SimpleRL-Zoo: Investigating and Taming Zero RL for Open Base Models
paperA systematic study of "zero RL training" — applying rule-based-reward reinforcement learning directly to base models (the DeepSeek-R1 paradigm) — across 10 diverse open base models rather than just the well-trodden Qwen2.5 series. Spans Llama-3.1-8B, Mistral-7B/24B, DeepSeek-Math-7B, Qwen2.5-Math-7B, and all Qwen2.5 sizes (0.5B–32B), motivated by the finding that Qwen2.5 bases already exhibit unusually strong instruction-following and self-reflection, so reproductions built only on them may not generalize.

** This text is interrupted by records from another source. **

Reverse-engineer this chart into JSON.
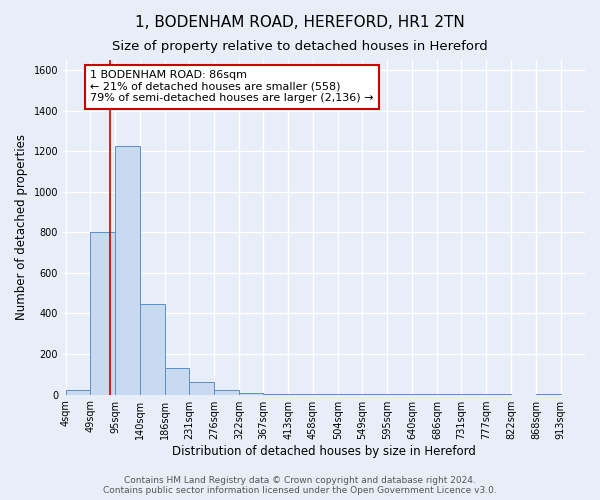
{
  "title": "1, BODENHAM ROAD, HEREFORD, HR1 2TN",
  "subtitle": "Size of property relative to detached houses in Hereford",
  "xlabel": "Distribution of detached houses by size in Hereford",
  "ylabel": "Number of detached properties",
  "bin_edges": [
    4,
    49,
    95,
    140,
    186,
    231,
    276,
    322,
    367,
    413,
    458,
    504,
    549,
    595,
    640,
    686,
    731,
    777,
    822,
    868,
    913
  ],
  "bar_heights": [
    25,
    800,
    1225,
    445,
    130,
    60,
    25,
    10,
    5,
    3,
    3,
    3,
    2,
    2,
    1,
    1,
    1,
    1,
    0,
    1
  ],
  "bar_color": "#c8d9f0",
  "bar_edge_color": "#5b8ec4",
  "property_size": 86,
  "red_line_color": "#cc0000",
  "annotation_text": "1 BODENHAM ROAD: 86sqm\n← 21% of detached houses are smaller (558)\n79% of semi-detached houses are larger (2,136) →",
  "annotation_box_facecolor": "#ffffff",
  "annotation_border_color": "#cc0000",
  "ylim": [
    0,
    1650
  ],
  "yticks": [
    0,
    200,
    400,
    600,
    800,
    1000,
    1200,
    1400,
    1600
  ],
  "footer_text": "Contains HM Land Registry data © Crown copyright and database right 2024.\nContains public sector information licensed under the Open Government Licence v3.0.",
  "background_color": "#e8eef8",
  "grid_color": "#ffffff",
  "title_fontsize": 11,
  "subtitle_fontsize": 9.5,
  "axis_label_fontsize": 8.5,
  "tick_fontsize": 7,
  "annotation_fontsize": 8,
  "footer_fontsize": 6.5
}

Key design levers: adjusting the format reward and controlling query difficulty, which yield substantial reasoning-accuracy and response-length gains across most settings. By monitoring training dynamics, the authors show that longer responses do not always coincide with emergent cognitive behaviors like verification (the "aha moment") — and report the first observation of an "aha moment" in small non-Qwen models. Code, models, and analysis tools are open-sourced. COLM 2025.
Led by HKUST (Junxian He's NLP group; co-first authors Weihao Zeng and Yuzhen Huang; repo hkust-nlp/simpleRL-reason), in collaboration with ByteDance / TikTok (Qian Liu, Zejun Ma) and Meituan (Keqing He).